George Osborne Budget 2016 tax avoidance
Chancellor George Osborne holds up the red box as he sets off from Downing Street to deliver the 2016 Budget to the House of CommonsGetty

The chancellor's ambitious plans for a new "lifetime Isa" could encourage forthcoming generations of OAPs into reckless spending, according to pensions minister Baroness Altmann. George Osborne's proposed new "Lisa" would not be subject to income tax in the same way regular pensions currently are, which the Conservative peer believes would encourage them to withdraw their entire nest egg in one go – potentially leading to "millions of poor pensioners".

The Lisa, which will be available from April 2017, is designed to help savers buy a first home, or to save for retirement past the age of 60. It will allow people, who must be under the age of 40 when they open their account, to put away up to £4,000 a year. The government will then give them a 25% bonus for every £1 that they put in – making for a bonus of up to £32,000 if someone pays in the maximum £128,000 from the ages of 18-50.

Speaking to the Times, Altmann agreed that it would help people join the property ladder, but insisted that there were significant downsides.
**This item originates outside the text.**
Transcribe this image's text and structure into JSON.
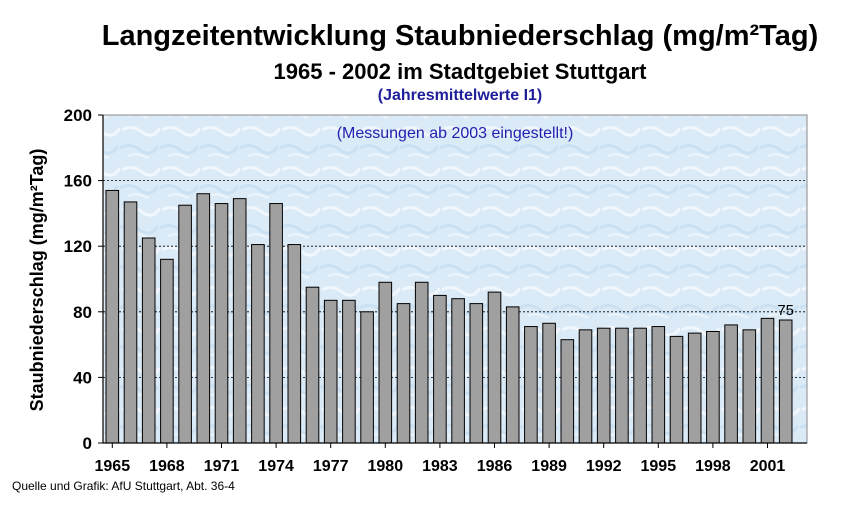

"It is vital that we retain incentives for people to keep money for much later life and not spend it at the age of 60," she said. "Lifetime savings need to be for a lifetime, with pensions that last into your 80s or 90s. Otherwise, we will have millions of poor pensioners in future."

Martin Lewis of moneysavingexpert.com says that the Lisa could be useful for savers with extra cash, but that it could be seen as Osborne sacrificing future tax revenues to add to those he gets now.

He wrote: "You can have this as well as a pension. Though remember, this is money that you save from your after-tax income, unlike pensions, which are from your pre-tax income.

"The real cleverness behind this for the Treasury is that if people use this rather than a pension, as it comes from taxed income, it gets the Treasury tax revenue now. If they put it in a pension, the Treasury has to wait years until it gets tax. So, this could be Mr Osborne cleverly grabbing cash out of future chancellors' pockets."